Renewable-energy growth, which is objectively significant but still relatively small.

 

Is the State Department’s Keystone XL Report Biased?

InsideClimateNews reports that much of the analysis by the State Department in its Keystone XL Pipeline review relied on material from “Jacobs Consultancy, a group that is owned by a big tar sands developer and that was hired by the Alberta government—which strongly favors the project.”

“The Jacobs Consultancy is a subsidiary of Jacobs Engineering, a giant natural resources development company with extensive operations in Alberta’s tar sands fields.”

“Jacobs Consultancy has carried out influential studies assessing the oil sands’ carbon footprint—research that has played a role in in the Obama administration’s review of the Keystone XL.”

“As a rule, the Jacobs carbon footprint estimates of the tar sands oil that would move through the Keystone XL were considerably lower than alternative estimates produced by the U.S. National Energy Technology Laboratory, or NETL, which is part of the Energy Department and is independent of tar sands commercial interests.”

First West Coast Offshore Wind Turbine Wins Approval

EcoBusiness: “The approval of a five-turbine, 30-megawatt (MW) pilot project off Coos Bay in Oregon was announced Wednesday by Gov. John Kitzhaber, U.S. Secretary of the Interior Sally Jewell and Bureau of Ocean Energy Management (BOEM) Director Tommy Beaudreau. The farm would be about 15 miles from shore in about 1,400 feet of water.”

“Seattle-based Principle Power will use a floating wind turbine technology that has not been deployed in U.S. waters.”

“Using statistics from the National Renewable Energy Laboratory, the U.S. Department of Interior estimates that the West Coast is capable of producing more than 800 gigawatts (GW) of wind energy—which equals more than three-quarters of the nation’s entire power generation capacity.”

Why the AFL-CIO Will Support the Keystone XL Pipeline

Although it is unlikely that the Keystone Pipeline project will create many permanent jobs, the AFL-CIO is poised to support construction of the pipeline.

Matthew Yglesias: “The issue here, however, is all about the building trades unions. The building trades have been backing Keystone for a long time because from the viewpoint of a construction worker all jobs are temporary jobs. Actually building the pipeline will involve thousands of construction workers.”

“If the State Department is giving it a thumbs up, then for all the unions that don’t care it’s not clear what’s gained by neutrality. And for the building trades the upside of building the pipeline remains what it ever was—construction jobs.”

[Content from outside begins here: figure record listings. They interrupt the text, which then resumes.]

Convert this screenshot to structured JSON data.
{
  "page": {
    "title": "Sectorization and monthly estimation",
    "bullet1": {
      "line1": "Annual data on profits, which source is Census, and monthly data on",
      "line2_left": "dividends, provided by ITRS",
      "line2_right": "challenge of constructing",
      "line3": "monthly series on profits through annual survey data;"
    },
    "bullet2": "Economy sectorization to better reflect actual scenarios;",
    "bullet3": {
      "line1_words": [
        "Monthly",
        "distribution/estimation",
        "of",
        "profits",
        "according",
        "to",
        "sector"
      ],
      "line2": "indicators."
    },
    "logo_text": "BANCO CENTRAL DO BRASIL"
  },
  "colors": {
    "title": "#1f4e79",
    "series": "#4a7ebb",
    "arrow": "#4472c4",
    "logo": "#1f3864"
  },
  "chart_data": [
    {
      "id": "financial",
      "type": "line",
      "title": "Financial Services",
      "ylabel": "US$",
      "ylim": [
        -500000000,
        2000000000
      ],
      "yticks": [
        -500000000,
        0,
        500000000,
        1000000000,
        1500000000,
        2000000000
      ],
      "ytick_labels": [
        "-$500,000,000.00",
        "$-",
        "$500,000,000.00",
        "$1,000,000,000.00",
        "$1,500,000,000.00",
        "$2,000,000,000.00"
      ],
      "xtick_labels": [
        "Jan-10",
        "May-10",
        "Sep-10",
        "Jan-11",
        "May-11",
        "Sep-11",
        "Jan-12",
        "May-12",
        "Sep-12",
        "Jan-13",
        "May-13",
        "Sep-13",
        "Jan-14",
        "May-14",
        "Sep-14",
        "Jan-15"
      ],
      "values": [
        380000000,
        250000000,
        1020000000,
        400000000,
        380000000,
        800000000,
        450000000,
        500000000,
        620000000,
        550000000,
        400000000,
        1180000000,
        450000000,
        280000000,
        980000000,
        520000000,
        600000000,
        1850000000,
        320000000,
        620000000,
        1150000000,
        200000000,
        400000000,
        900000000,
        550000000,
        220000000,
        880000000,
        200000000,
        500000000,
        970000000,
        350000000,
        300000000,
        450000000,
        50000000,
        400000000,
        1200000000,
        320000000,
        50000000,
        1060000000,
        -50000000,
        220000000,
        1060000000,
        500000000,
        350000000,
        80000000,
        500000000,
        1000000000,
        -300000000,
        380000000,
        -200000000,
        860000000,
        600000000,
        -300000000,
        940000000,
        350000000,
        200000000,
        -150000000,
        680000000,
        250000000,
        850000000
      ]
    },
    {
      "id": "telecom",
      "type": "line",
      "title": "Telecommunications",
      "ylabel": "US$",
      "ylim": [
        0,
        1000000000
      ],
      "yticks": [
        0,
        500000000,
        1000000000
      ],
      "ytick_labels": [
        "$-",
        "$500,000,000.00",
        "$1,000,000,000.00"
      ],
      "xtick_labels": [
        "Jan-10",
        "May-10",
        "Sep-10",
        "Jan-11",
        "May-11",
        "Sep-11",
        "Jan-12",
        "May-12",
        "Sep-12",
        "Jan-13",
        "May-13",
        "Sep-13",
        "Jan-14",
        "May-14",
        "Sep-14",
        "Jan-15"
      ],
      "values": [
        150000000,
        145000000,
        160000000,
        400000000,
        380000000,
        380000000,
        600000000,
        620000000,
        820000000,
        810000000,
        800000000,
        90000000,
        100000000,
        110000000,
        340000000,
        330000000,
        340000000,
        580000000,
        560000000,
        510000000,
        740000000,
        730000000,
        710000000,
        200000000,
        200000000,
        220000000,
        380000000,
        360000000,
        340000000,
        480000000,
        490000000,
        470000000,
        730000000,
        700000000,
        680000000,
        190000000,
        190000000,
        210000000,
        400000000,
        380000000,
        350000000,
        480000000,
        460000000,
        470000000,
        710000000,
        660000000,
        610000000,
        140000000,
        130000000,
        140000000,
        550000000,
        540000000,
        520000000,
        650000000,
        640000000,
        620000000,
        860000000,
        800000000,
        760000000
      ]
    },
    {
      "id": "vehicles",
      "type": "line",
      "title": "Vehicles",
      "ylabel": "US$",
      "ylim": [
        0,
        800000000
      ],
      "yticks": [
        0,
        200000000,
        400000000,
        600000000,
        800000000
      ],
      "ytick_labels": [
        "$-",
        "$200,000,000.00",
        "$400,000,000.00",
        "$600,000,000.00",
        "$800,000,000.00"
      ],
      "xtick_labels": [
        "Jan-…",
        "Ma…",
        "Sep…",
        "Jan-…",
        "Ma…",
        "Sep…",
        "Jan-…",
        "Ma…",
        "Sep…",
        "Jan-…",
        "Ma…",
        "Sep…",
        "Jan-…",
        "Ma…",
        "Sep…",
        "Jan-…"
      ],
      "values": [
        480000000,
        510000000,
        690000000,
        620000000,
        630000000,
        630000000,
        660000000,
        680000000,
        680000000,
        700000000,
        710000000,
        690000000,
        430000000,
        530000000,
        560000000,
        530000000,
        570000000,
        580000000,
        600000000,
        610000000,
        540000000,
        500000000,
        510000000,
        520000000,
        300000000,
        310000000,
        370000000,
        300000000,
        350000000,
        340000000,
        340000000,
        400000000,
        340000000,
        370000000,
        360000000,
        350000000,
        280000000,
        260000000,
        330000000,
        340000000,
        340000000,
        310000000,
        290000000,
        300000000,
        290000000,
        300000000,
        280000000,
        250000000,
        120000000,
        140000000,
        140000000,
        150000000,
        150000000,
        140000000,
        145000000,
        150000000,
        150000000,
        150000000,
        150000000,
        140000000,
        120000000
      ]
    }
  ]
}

Profiting From Global Warming

Time Ideas provides a fascinating overview of how numerous corporations are taking advantage of global warming to boost profits.

Using Bayer as one example, Time Ideas reports that the company has introduced a number of products —  allergy medicine, mosquito nets, insecticides, storm-proof building spray — all designed to address a hotter, more volatile climate.

Corporations see new markets and profits: “In the Netherlands, the stock of the seawall-building company Arcadis jumped by 6% the moment New York City — a potential client — was struck by Hurricane Sandy.”

But this opportunity for profit may mask the overarching crisis:

“Americans often frame climate change as a tragedy of the commons: we all pursue our selfish lives, we all emit, and together we all will someday pay. But this is a dangerous way to understand the future and our responsibilities to it. That some are planning to get rich from the warming world only underscores the reality of climate change: its impacts, though mostly bad for most people in most places, are deeply uneven.”

“This unevenness suggests that self-interest, however rational, may never be enough to jump-start real climate action in the wealthy countries where it’s most needed.”